2.  Undertake A Study on the  Fundamentals for a Canadian Natural Gas Strategy for Transportation

·         It is recommended that this study build on the recommendations from the NRCan “Natural Gas Use in the Transportation Sector” report to guide specific future actions that can be undertaken in Budget 2013. The study should focus on key areas such as:

o   End user fiscal measures (fleet operators, owner-operators) that would be appropriate to incent adoption of natural gas vehicles based on what other jurisdictions have done;

o   OEM requirements to produce natural gas vehicles in Canada and barriers for entry into the Canadian market by existing manufacturers of natural gas vehicles;

o   Transport regulations and standards that need to be implemented for natural gas vehicles, fueling parts and infrastructure for development of natural gas vehicles adoption and deployment;

o   Funding measures to assist cities to green their fleets; and

o   An action plan for policies to be implemented in Budget 2013.

3.  Commit to No Taxation on Clean Transportation Fuels

·         During the early growth phase of market demand for natural gas use in transportation, it is important the Government of Canada continue their leadership in the retention of no taxation levies such as fuel excise taxes and road taxes that apply to natural gas as a transportation fuel.

2013 Budget Recommendations

4.  Fiscal Measures

·         Implement fiscal measures that are structured to incent adopters of natural gas vehicles based upon the 2012 study. Attract OEM’s to build natural gas vehicles and provide payback revenues that will be sustainable, attract significant capital investments and create jobs. The fiscal program should be implemented for 10 years to ensure a continued uptake of natural gas vehicles in Canada.

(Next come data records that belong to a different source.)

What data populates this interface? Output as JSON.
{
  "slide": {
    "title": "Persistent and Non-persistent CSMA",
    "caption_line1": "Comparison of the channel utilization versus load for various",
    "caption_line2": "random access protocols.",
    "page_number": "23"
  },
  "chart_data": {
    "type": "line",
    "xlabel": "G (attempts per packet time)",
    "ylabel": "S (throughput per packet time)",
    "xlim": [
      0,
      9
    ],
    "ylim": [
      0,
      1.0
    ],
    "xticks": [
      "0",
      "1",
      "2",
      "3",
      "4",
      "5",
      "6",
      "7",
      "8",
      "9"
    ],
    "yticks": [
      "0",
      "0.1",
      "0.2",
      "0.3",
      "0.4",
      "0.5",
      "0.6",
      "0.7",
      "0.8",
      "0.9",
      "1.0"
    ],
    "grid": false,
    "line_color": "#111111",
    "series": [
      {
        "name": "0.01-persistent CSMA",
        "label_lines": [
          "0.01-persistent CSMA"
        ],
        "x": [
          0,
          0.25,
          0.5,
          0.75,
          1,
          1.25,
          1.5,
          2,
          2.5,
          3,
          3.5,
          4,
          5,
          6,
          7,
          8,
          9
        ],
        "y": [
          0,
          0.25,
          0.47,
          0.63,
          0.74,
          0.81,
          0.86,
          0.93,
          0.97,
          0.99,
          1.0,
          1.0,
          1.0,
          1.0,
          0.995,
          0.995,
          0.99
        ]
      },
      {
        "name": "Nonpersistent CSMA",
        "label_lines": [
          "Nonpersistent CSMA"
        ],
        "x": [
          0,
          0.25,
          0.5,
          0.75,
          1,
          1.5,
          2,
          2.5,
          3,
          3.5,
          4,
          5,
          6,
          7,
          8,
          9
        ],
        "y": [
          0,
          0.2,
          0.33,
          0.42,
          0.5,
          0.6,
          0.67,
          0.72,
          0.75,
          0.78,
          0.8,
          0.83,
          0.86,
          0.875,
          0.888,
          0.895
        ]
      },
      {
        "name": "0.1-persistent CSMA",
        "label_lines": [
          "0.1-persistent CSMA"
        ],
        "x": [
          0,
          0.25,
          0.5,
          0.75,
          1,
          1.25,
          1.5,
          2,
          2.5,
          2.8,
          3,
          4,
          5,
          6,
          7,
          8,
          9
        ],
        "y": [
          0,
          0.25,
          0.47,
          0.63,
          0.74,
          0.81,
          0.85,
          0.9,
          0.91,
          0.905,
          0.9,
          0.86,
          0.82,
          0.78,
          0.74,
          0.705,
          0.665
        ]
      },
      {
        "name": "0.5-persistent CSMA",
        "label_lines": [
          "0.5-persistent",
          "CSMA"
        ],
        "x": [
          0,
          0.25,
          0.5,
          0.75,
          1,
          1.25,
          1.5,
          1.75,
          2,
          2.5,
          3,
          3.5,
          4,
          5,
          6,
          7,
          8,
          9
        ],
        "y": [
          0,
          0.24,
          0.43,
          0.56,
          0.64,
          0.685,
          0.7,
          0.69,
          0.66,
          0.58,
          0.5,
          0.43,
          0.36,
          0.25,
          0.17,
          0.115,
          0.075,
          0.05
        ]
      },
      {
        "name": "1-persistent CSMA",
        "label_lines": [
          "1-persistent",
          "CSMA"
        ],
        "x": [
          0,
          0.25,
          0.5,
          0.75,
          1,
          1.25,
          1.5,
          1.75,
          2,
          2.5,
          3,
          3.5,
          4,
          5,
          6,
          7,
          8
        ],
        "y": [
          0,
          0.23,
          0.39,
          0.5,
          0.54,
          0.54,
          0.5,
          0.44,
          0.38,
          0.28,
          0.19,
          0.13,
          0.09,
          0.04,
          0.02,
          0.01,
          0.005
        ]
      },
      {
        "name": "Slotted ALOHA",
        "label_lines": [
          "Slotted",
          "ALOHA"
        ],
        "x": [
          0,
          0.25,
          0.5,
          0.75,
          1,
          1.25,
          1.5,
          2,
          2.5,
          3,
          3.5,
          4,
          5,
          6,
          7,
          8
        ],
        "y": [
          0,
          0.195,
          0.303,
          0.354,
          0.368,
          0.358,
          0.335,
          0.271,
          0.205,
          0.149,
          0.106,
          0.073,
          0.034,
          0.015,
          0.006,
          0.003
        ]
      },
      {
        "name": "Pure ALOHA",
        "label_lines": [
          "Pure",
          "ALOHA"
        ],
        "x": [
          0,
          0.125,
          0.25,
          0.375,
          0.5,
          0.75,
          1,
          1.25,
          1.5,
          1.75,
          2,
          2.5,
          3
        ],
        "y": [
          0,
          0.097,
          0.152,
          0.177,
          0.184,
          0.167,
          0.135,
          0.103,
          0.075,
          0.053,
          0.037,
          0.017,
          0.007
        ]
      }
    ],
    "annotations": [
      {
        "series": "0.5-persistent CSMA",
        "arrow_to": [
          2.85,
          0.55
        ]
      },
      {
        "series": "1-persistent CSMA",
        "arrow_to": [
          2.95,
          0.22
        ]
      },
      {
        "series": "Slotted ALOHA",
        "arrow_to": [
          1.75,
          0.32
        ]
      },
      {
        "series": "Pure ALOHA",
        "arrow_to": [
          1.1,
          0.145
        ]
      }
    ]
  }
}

5.  Direct Funding Program for Municipalities

·         Create a funding program for greening fleets in Canadian cities to save on transportation costs, meet environmental targets and increase affordable public transportation and services. Converting one refuse truck to natural gas is equivalent to removing 325 cars off the road in terms of pollution.

The Benefits

In summary, it is Encana’s view that the potential benefits of greater use of natural gas for transportation would be numerous and widely distributed throughout the economy.  Given the current small number of natural gas vehicles in Canada and the nominal infrastructure supporting them, even gradual increases will yield significant economic and environmental benefits. Investment and job creation in the currently depressed vehicle manufacturing industry could be expected to occur and the expansion of refueling infrastructure would be positive for every province in the nation.  With every vehicle purchased or converted, verifiable emissions reductions would be guaranteed.

Encana thanks the Standing Committee on Finance for your consideration of The Canadian Natural Gas Strategy for Transportation and the related recommendations to ensure:

·         sustainable source of government revenues;

·         attraction of capital investments;

·         creation of highly skilled jobs and;

·         reduction in Canada’s environmental impact.